Other developments on the Labor Committee are not so welcome. Three new Republican members on the committee, Mitch McConnell of Kentucky, Mike Enzi of Wyoming, and Tim Hutchinson of Arkansas, are very conservative and not known for their leadership on AIDS. (Neither New York nor California, the two states with the largest AIDS epidemics, are represented on the Labor Committee.) Also, a new Public Health Subcommittee, which may have jurisdiction over some AIDS programs, has been created. It will be lead by Bill Frist, a conservative Republican from Tennessee, who also happens to be a heart surgeon.
The Appropriations Committee is the other key committee for AIDS. This committee controls the federal purse strings, allocating money to federal programs each year. Formerly chaired by moderate Republican Mark Hatfield of Oregon, another retiree, it is now led by Ted Stevens, a conservative Senator from Alaska. AIDS advocates will have their work cut out for them trying to influence Sen. Stevens. Sen. Stevens is joined on the committee by three conservative colleagues: Kay Bailey Hutchinson of Texas, Larry Craig of Idaho, and Lauch Faircloth of North Carolina. Barbara Boxer, the California Democrat and a leader on AIDS issues, will join the committee minority. Arlen Spector, a moderate Pennsylvania Republican, will keep his chairmanship of Appropriation's Labor Subcommittee, which is also good news for AIDS advocates.

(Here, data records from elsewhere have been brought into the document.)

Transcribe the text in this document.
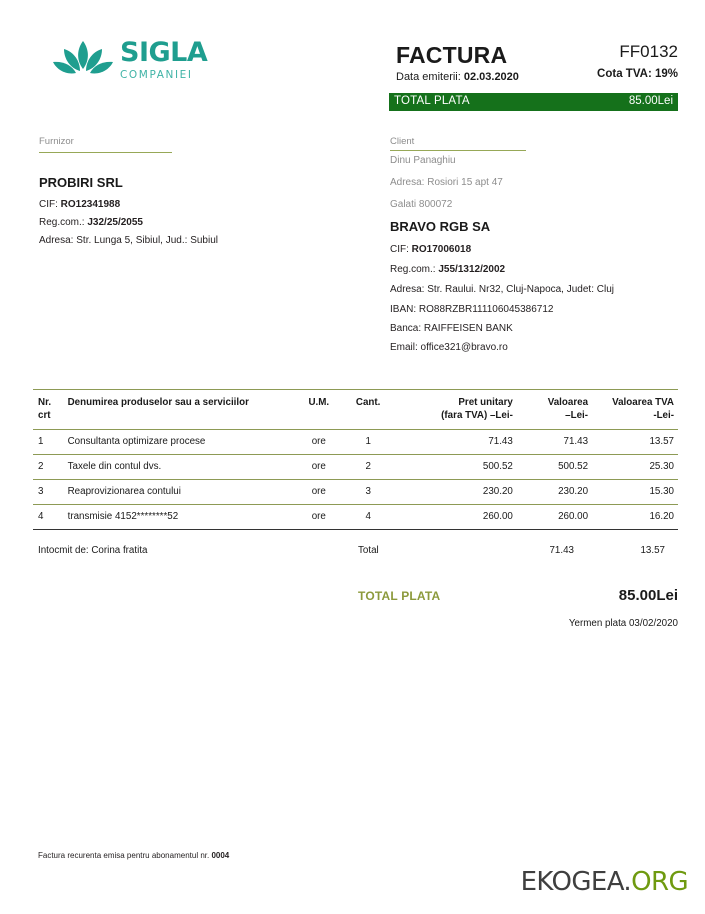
SIGLA
COMPANIEI
FACTURA
Data emiterii: 02.03.2020
FF0132
Cota TVA: 19%
TOTAL PLATA	85.00Lei
Furnizor
PROBIRI SRL
CIF: RO12341988
Reg.com.: J32/25/2055
Adresa: Str. Lunga 5, Sibiul, Jud.: Subiul
Client
Dinu Panaghiu
Adresa: Rosiori 15 apt 47
Galati 800072
BRAVO RGB SA
CIF: RO17006018
Reg.com.: J55/1312/2002
Adresa: Str. Raului. Nr32, Cluj-Napoca, Judet: Cluj
IBAN: RO88RZBR111106045386712
Banca: RAIFFEISEN BANK
Email: office321@bravo.ro
Nr.	Denumirea produselor sau a serviciilor	U.M.	Cant.	Pret unitary	Valoarea	Valoarea TVA
crt				(fara TVA) –Lei-	–Lei-	-Lei-
1	Consultanta optimizare procese	ore	1	71.43	71.43	13.57
2	Taxele din contul dvs.	ore	2	500.52	500.52	25.30
3	Reaprovizionarea contului	ore	3	230.20	230.20	15.30
4	transmisie 4152********52	ore	4	260.00	260.00	16.20
Intocmit de: Corina fratita	Total	71.43	13.57
TOTAL PLATA	85.00Lei
Yermen plata 03/02/2020
Factura recurenta emisa pentru abonamentul nr. 0004
EKOGEA.ORG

House Republicans were chastened in this election, but they still maintain a majority. The final tally in the House is 227 Republicans and 207 Democrats, the slimmest margin in the House in the past 40 years. Several right-wing members, particularly from the Northeast and West Coast were defeated. The best news in the House races was the narrow victory of Democrat Linda Sanchez over Bob Dornan in Orange county, California, ending a long and ugly legislative career. A would-be Presidential candidate and the House's leading homophobe, "B-1 Bob" was known both for his reactionary theatrics and his devotion to expensive military gizmos. His departure will remove a source of continuous tension in the House.
Fewer changes have occurred in the House committees than in the Senate. The two committees crucial for AIDS in the lower chamber, the Commerce and Appropriations Committees, retain most of their old character. The leadership of both remains unchanged.
The Commerce Committee is the authorizing committee in the House for the majority of AIDS bills. Thomas Bliley, a Republican from Richmond, Virginia, will stay in charge of the committee, and most key members won re- election. Henry Waxman, the Los Angeles Democrat, stepped down as the ranking member on the Health And Environment Subcommittee, which oversees most AIDS programs, for the ranking post in the Government Oversight Subcommittee. This is probably the biggest blow for AIDS advocates. His AIDS leadership at the subcommittee level will not easily be replaced. Meanwhile, Eliot Engel, a Bronx Democrat and another AIDS advocate, joined the committee minority, increasing New York City's representation on the committee to three.
The House appropriations committee is also largely unchanged. Bob Livingston, the New Orleans Republican, remains as chairman, although he may face a leadership fight from fellow Republican Joseph McDade of Pennsylvania. Rep. McDade was forced to step aside as chairman in the last Congress because he was under indictment for campaign finance violations. His recent acquittal of these charges means he is eligible again for a leadership post.